Materials and methods

Plant material and growth conditions

Nicotiana tabacum L. cv Havana 425 wild type (WT) and transgenic plants in which the sucrose synthase 2 (NtSUS2 ) gene expression was suppressed under the control of the KST1 promoter (X79779). The transformation was carried out by cloning the SUS3gene from Solanum tuberosum (StSUS3 ) (STU24088) into the pBinK plasmid vector, which was derived from pBinAR-Kan (Höfgen & Willmitzer, 1990) but had the CaMV-35S promoter replaced by the KST1 promoter. A 1567 bp fragment was obtained by the digestion ofSUS3 gene using the Kpn I restriction enzyme (Antunes et al., 2012), which was cloned in the antisense direction in the pBinK vector, between the KST1 promoter and the OCS terminator (Figure 1A). This construct was inserted into Agrobacterium tumefasciens(Strain GV 3101) by electroporation and cultivated in suspension with leaf discs from tobacco in order to achieve plant transformation. The transformation was confirmed by PCR of the NPTII marker gene that confers kanamycin resistance.

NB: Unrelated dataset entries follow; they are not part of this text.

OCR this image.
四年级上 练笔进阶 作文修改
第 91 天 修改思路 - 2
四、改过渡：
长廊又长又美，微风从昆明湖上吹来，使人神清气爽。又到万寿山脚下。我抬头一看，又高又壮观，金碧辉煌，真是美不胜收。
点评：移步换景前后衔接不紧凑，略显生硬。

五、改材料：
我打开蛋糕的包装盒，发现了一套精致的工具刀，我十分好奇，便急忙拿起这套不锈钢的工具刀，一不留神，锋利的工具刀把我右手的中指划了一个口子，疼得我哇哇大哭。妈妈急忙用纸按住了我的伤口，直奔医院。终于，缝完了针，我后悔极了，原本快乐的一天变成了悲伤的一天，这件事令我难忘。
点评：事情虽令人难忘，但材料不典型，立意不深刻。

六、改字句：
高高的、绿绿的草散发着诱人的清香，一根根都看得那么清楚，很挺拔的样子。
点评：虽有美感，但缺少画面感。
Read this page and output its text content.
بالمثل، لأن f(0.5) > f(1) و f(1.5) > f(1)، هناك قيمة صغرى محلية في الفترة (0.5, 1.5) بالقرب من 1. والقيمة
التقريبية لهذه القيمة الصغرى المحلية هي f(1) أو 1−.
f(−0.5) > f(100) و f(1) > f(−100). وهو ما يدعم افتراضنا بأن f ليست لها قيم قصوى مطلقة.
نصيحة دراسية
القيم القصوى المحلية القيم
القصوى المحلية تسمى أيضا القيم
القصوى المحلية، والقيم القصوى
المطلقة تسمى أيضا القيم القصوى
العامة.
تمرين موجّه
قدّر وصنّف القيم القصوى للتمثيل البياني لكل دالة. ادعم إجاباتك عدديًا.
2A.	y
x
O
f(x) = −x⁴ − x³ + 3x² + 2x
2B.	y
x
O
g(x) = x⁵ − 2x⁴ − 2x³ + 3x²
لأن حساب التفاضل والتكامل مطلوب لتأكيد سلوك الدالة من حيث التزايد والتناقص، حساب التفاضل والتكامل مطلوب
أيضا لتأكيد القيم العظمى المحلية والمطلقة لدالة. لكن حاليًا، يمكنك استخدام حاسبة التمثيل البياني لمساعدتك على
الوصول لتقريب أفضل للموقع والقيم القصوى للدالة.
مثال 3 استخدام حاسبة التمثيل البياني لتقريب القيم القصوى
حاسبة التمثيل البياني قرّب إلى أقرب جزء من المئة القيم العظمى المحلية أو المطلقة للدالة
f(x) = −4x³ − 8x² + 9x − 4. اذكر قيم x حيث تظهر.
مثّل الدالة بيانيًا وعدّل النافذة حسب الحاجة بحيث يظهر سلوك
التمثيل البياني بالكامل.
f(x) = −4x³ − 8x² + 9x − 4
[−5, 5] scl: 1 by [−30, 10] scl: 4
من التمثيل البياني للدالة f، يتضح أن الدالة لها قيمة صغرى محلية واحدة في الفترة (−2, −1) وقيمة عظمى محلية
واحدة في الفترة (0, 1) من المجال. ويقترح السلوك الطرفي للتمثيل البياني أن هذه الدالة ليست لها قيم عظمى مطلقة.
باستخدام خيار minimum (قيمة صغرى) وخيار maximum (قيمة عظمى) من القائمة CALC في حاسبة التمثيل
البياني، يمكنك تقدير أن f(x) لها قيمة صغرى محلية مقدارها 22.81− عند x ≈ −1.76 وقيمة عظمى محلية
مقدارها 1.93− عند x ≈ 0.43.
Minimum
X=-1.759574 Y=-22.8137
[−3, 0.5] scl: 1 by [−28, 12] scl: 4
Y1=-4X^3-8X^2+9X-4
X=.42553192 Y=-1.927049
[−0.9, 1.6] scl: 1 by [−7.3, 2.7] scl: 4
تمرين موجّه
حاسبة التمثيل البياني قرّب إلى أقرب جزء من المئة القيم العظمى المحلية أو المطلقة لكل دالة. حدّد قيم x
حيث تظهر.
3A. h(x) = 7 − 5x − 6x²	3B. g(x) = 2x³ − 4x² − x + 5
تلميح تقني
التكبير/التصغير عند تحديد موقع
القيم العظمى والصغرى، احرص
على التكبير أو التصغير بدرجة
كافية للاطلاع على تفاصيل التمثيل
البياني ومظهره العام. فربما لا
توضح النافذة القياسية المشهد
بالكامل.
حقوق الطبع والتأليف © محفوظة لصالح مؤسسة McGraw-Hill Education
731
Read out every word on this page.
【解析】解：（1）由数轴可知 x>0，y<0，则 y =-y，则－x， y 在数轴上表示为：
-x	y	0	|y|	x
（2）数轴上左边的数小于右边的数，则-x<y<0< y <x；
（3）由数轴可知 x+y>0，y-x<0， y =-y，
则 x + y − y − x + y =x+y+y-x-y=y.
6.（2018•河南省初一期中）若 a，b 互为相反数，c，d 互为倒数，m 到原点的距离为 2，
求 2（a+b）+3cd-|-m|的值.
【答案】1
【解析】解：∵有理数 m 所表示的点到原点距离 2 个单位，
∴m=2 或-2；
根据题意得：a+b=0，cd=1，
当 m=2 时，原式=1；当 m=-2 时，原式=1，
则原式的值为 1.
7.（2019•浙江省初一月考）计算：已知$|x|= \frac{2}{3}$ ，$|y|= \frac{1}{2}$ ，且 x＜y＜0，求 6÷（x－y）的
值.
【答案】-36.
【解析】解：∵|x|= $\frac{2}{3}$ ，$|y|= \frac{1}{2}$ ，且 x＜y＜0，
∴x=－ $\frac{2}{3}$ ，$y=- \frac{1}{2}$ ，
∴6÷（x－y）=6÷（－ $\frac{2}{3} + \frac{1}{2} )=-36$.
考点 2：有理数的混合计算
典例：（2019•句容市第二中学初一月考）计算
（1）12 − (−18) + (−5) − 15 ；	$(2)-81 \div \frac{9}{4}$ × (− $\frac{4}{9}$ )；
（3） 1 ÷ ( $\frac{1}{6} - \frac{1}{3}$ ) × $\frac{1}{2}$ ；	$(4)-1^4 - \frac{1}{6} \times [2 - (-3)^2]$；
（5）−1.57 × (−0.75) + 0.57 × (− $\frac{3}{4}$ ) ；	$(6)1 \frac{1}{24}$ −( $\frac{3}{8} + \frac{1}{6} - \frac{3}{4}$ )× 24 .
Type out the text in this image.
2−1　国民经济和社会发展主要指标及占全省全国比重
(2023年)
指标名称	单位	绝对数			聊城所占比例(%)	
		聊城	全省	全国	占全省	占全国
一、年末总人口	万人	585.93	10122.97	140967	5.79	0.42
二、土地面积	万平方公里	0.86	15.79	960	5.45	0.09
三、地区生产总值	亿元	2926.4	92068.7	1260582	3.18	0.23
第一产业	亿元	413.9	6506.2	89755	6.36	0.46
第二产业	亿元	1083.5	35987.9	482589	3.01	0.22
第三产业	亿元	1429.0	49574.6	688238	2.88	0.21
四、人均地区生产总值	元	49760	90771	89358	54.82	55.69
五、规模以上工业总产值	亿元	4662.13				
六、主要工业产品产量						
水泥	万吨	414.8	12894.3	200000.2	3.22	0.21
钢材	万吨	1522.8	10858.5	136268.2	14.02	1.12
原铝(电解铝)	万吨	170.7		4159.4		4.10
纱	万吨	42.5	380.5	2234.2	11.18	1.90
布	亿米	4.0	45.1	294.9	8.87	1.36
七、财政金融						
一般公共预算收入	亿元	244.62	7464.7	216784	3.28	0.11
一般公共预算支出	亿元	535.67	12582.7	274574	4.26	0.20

Transgenic seeds of the lines L3 and L13 of T3generation were obtained and germinated in vitro . These lines were chosen based on preliminary results of transpiration, leaf temperature and gas exchange analysis, as previously reported (Antunes et al., 2017; Daloso et al., 2016b). After sterilization the seeds were germinated in Petri dishes containing Murashige and Skoog (MS) medium (Murashige & Skoog, 1962) with addition of 50 µM of Kanamycin® (KAN) for the transgenic lines and cultivated in vitro for 30 days under growth chamber conditions (16h of photoperiod, 100 µmol photons m-2 s-1, 25 ± 1 °C and relative humidity 53 ± 5%. Seedlings showing KAN resistance were transferred to 0.1 L pots with substrate composed by a mixture of vermiculite, sand and soil (1:1:1) and kept well-watered for 15 days under greenhouse conditions with natural 12 h photoperiod (maximum of 500 µmol photons m-2 s-1, 30 ± 4 °C and relative humidity 62 ± 10%). Five different experiments were performed in plants growing in soil or hydroponic system under greenhouse condition or in soil under growth chamber condition. The hydroponic experiments were carried out using Hoagland and Arnon nutritive solution in 2.5 L pots (Hoagland & Arnon, 1950). These plants were used for isolation of guard cell-enriched epidermal fragments for metabolomics analysis. Plants growing on soil were cultivated in 2.5 L (for growth chamber) or 5.0 L (for greenhouse) pots containing the same substrate mentioned above. These plants were irrigated with Hoagland and Arnon nutritive solution three times per week. All plants were cultivated during 45 or 60 days until the beginning of each experiment. A water deficit experiment was performed by suspending irrigation on 45 day-old plants cultivated under growth chamber conditions.